The project’s foreword sees the Ministry and gambling regulator DGOJ outline comprehensive protective measures that are required to modernise Spain’s Gambling Law of 2011.
According to the Ministry, Spanish gambling requires an ‘optimal framework’ to protect consumers of all ages and backgrounds, as well as new rules imposed on licensed operators to improve customer monitoring as a means of reporting gambling disorders.
The draft framework is divided into three policy areas: informing stakeholders on the requirement of new safeguards; the duties and obligations of licensed operators; and the protection of consumers against the gambling risks of intensive play, psychological disorders, addiction, and underage gambling.
The decree project also noted that a regulated gambling marketplace must ensure consumers maintain the rights to track their gambling spend/activity and comprehensively self-exclude from all gambling businesses.
Spain’s licensed incumbents must therefore comply with a ‘safety-first approach’, in which no business can endorse a customer to spend more money.
New safety measures saw the project endorse the notion that online casinos are required to ensure that players set a ‘net spend limit on each wagering session’ lasting a minimum of 24 hours.
For sports betting, customers will be required to set a minimum betting spend before being able to place a wager and activate their accounts.
Following each online session, licensed operators will be required to send customer reports detailing their spending and time-spent gambling.
Gambling websites and mobile apps will have to feature a link with information about safer gambling (under the name ‘juego más seguro’) on their home screens or main menu.
All licensed operators must also provide a dedicated Spanish language helpline, with staff trained to DGOJ standards.
Players deemed as ‘high-risk’ won’t be allowed to wager with credit cards and they can’t be offered any form of bonus type incentives.

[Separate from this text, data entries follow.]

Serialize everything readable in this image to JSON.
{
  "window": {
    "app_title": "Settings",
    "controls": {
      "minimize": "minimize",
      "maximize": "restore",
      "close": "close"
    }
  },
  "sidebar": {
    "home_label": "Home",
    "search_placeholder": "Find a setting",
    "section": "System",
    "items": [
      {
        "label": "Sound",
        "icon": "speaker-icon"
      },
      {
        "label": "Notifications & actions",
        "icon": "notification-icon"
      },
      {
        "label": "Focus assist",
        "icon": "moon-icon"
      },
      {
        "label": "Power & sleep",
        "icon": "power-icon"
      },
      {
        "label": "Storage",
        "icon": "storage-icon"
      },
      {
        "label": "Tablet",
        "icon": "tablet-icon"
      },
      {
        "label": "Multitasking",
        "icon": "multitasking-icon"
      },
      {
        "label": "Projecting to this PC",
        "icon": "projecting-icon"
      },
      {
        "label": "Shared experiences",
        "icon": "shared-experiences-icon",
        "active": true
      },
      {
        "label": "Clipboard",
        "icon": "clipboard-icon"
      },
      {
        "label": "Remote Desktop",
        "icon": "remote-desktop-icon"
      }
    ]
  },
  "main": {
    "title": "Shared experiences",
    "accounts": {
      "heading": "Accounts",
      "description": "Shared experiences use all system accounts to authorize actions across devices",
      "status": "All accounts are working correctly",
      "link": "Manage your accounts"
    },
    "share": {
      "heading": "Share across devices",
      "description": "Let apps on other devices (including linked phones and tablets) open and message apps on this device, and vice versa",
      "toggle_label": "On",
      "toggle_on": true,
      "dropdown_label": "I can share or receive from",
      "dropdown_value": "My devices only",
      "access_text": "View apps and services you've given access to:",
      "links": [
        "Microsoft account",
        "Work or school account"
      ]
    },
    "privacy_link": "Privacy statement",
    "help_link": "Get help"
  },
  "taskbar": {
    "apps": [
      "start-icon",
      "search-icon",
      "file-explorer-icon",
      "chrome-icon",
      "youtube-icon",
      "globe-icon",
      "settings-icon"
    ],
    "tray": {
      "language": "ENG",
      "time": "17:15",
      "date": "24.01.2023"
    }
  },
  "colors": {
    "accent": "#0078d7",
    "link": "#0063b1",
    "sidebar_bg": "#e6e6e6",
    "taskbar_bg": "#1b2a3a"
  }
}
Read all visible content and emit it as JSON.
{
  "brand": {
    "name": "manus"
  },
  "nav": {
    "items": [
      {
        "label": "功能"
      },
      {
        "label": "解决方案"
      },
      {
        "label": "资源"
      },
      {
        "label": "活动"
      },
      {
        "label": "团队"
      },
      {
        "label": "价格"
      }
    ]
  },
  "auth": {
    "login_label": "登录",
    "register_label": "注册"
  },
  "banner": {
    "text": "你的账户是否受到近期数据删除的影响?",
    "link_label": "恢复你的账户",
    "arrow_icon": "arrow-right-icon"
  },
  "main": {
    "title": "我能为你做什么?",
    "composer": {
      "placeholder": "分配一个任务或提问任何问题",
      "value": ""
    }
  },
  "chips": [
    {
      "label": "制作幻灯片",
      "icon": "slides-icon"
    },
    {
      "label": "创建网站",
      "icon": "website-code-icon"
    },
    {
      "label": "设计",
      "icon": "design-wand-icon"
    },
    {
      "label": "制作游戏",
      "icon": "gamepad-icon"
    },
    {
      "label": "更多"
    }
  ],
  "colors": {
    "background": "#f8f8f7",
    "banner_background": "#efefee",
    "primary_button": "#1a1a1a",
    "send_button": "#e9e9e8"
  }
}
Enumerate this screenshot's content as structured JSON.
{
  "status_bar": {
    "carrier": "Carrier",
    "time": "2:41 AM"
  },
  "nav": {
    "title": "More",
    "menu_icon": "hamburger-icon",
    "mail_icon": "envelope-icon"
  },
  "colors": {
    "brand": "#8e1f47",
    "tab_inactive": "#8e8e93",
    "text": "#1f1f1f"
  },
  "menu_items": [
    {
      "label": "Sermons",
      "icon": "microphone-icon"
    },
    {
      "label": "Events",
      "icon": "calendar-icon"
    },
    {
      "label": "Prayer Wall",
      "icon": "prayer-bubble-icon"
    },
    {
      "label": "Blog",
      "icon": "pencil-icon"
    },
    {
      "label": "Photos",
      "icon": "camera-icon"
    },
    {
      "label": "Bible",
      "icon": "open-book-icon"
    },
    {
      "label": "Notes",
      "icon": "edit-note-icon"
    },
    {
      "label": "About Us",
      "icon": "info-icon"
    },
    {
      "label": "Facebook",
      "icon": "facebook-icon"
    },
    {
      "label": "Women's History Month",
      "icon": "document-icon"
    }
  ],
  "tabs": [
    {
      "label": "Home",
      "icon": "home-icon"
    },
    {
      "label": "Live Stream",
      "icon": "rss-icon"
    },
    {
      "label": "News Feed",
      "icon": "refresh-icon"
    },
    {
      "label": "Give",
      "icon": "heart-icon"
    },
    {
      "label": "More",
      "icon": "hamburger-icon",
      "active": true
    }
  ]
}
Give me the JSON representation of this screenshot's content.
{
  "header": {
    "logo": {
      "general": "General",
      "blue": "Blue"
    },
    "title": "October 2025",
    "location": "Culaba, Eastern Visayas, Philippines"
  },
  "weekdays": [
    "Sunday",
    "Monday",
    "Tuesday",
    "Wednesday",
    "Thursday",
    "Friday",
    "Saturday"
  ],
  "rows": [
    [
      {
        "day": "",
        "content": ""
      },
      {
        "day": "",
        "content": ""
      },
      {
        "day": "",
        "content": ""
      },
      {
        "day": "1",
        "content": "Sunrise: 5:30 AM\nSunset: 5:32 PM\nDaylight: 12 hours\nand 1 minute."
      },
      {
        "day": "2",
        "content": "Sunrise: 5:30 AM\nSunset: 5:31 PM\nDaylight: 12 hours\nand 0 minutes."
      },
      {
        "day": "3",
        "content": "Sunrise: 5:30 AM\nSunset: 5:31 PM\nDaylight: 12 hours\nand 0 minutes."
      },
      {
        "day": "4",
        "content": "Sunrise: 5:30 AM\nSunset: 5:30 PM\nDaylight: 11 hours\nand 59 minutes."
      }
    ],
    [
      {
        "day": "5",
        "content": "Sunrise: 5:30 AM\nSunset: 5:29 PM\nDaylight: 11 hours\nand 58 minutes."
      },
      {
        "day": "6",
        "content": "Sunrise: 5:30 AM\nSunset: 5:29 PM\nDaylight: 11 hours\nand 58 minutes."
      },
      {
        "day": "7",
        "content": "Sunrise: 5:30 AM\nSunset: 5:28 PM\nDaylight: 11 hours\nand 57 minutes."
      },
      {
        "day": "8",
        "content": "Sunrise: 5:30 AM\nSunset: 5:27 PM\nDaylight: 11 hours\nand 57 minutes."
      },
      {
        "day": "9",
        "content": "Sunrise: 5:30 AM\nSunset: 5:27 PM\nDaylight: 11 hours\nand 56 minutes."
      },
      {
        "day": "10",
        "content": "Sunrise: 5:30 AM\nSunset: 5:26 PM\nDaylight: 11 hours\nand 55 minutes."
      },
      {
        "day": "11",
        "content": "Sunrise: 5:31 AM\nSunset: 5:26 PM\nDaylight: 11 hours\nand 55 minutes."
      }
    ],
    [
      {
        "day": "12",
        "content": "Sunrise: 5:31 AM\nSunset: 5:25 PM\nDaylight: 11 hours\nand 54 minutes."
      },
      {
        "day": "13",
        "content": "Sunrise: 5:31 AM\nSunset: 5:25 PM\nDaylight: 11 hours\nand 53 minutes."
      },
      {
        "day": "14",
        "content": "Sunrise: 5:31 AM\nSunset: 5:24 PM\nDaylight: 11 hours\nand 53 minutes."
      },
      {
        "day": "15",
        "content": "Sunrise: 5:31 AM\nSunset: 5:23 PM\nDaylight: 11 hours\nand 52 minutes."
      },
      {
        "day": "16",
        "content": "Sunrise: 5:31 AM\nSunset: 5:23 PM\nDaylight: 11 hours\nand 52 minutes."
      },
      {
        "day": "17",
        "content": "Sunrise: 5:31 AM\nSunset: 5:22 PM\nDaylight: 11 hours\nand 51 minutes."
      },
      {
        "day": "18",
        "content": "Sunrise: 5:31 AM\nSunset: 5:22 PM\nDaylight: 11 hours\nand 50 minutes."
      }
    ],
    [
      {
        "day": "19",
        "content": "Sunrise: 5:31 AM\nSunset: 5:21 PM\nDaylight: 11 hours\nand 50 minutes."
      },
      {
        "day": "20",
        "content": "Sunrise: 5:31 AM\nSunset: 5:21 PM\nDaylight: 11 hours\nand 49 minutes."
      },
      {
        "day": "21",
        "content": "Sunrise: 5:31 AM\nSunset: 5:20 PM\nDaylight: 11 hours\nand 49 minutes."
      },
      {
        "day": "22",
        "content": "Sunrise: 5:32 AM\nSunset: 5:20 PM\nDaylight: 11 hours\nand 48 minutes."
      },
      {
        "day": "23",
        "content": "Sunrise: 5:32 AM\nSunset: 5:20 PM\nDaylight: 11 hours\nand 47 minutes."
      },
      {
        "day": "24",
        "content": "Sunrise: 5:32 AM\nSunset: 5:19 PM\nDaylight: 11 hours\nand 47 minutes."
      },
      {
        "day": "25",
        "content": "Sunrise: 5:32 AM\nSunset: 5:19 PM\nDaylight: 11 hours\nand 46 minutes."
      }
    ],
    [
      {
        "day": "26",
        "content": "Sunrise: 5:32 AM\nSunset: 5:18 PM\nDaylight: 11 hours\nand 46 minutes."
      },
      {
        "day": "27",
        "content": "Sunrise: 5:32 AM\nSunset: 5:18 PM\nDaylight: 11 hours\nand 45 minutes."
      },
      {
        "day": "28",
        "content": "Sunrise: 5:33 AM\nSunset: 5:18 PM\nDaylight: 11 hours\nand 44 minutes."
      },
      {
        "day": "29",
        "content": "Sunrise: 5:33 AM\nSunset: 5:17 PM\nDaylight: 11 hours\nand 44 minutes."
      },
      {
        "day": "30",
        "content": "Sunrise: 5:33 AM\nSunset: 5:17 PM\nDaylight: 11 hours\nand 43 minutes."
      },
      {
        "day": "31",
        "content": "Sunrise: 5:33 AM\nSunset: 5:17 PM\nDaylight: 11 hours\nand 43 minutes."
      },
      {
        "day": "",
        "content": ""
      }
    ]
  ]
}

Mirroring the UK, the project also states that ‘young customers’ cannot be treated as VIP customers and must be targeted with additional messages related to gambling risks.
The protection of Spain’s safer gambling environments will be underpinned by the establishment of a shared self-exclusion registry operating across the country’s 17 autonomous communities.
Last month, DGOJ Secretary-General, Mikel Arana, was granted a cooperative approval to re-engineer Spanish gambling’s RGIAJ player registry system, which will come under the central management of the DGOJ.
As it stands, the country’s Ministry of Consumer Affairs will aim for the project to be certified as a ‘Royal Decree on Safer Gambling Environments’, with the mandate aiming to be carried into law by July 2022.